In contrast to most other studies, reproducibility and inter-observer agreements of both tests were presently assessed. Line intensity readings (and consequently test results) showed high inter-observer agreements and were also reproducible upon repeat testing, but performances were clearly better for the HRP-2 line as compared to the pLDH line. For the latter line, the preponderance of weak and faint readings for the non-falciparum species is of concern. Furthermore, for the detection of P. falciparum, the three-band FK60 test performed as well as the two-band FK50. This is of note, as one could expect the three-band test, which has to meet two optimums of antigen-antibody interactions, would perform somewhat less than the two-band test. Although the present devices are not designed to use line intensities as a tool for grading parasite densities, this study also explored their possible diagnostic value. In line with other findings, line intensities were related to parasite density [17, 26, 28] but considerable overlaps precluded their use as a semi-quantitative estimation of parasite density. However, the FK60 test provided interesting clues to parasite densities below or above 1,000/μl for P. falciparum (the unique presence of a HRP-2 line and the presence of medium or strong pLDH line respectively). A similar approach has been described for a HRP-2 and aldolase three-band RDT, for which co-reactivity of both test lines pointed to parasite densities of = 40,000/μl [29]. Further product research might refine and expand these possibilities, thereby enlarging the scope of malaria RDTs application [6].

Conclusion

Taking into account their sensitivity and specificity, inter-observer agreement and reproducibility, it is clear that the FK50 and the FK60 tests devices are a valuable adjunct to microscopy for the diagnosis of malaria in a non-endemic setting.
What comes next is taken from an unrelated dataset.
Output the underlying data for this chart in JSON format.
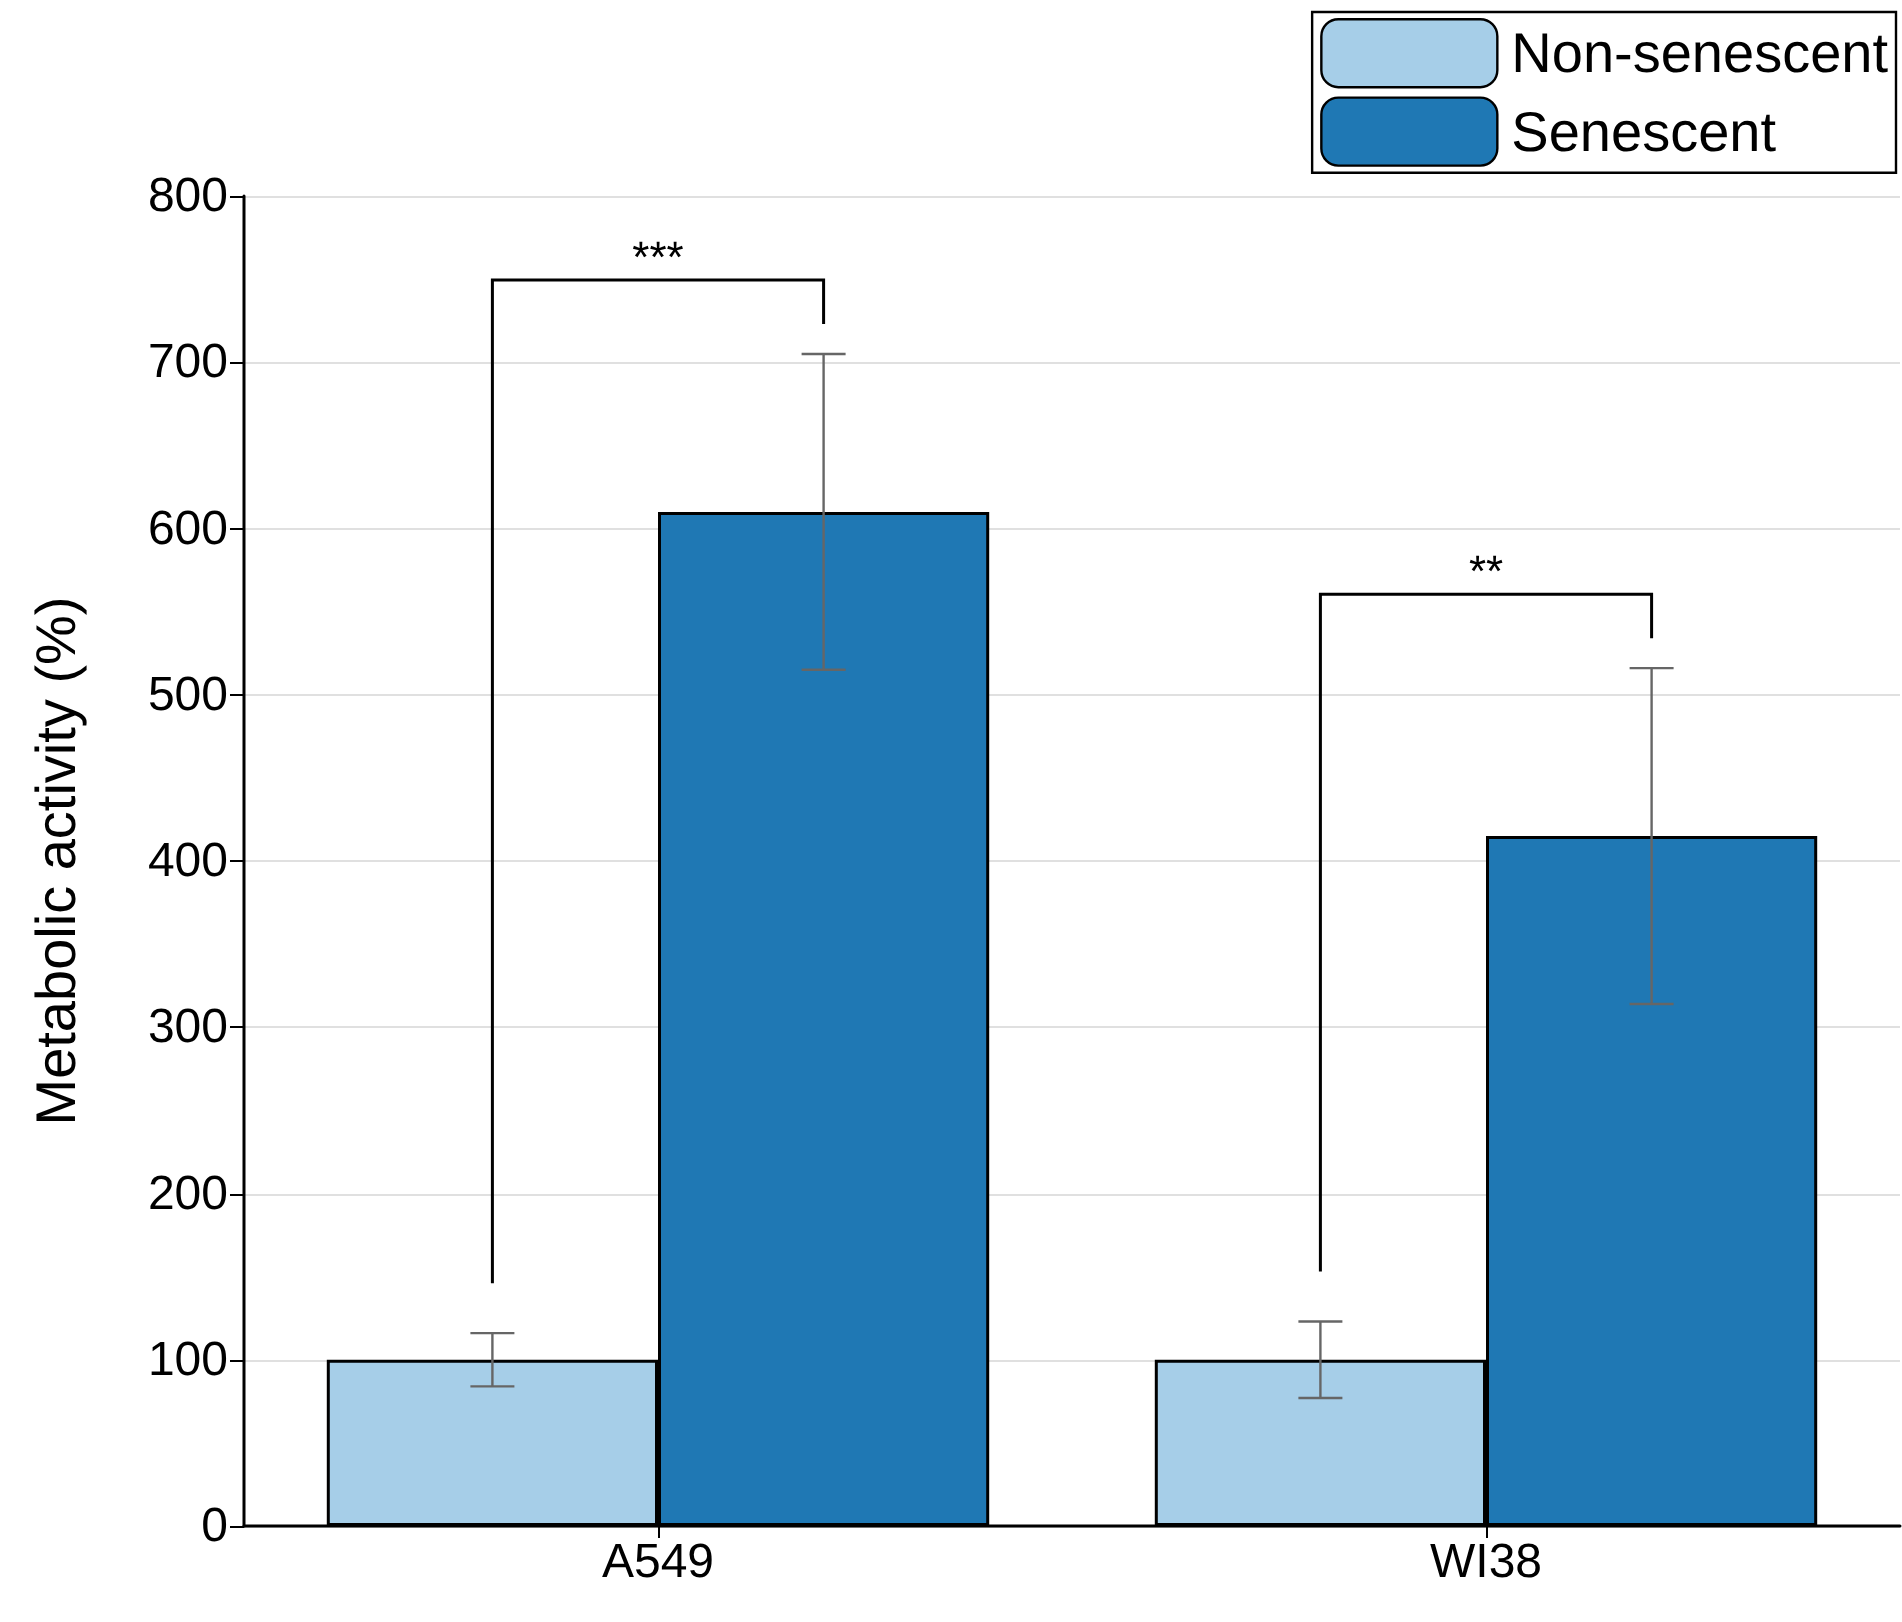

They share the limitations of other malaria rapid diagnostic tests, in particular the limited exclusion power for P. falciparum malaria at low parasite densities and a lower sensitivity for the non-falciparum species, especially P. malariae. Possible test improvements – apart from the sensitivity – would be an increase in intensity of the pLDH line, and the exploration of the semi-quantitative estimation of the parasite densities.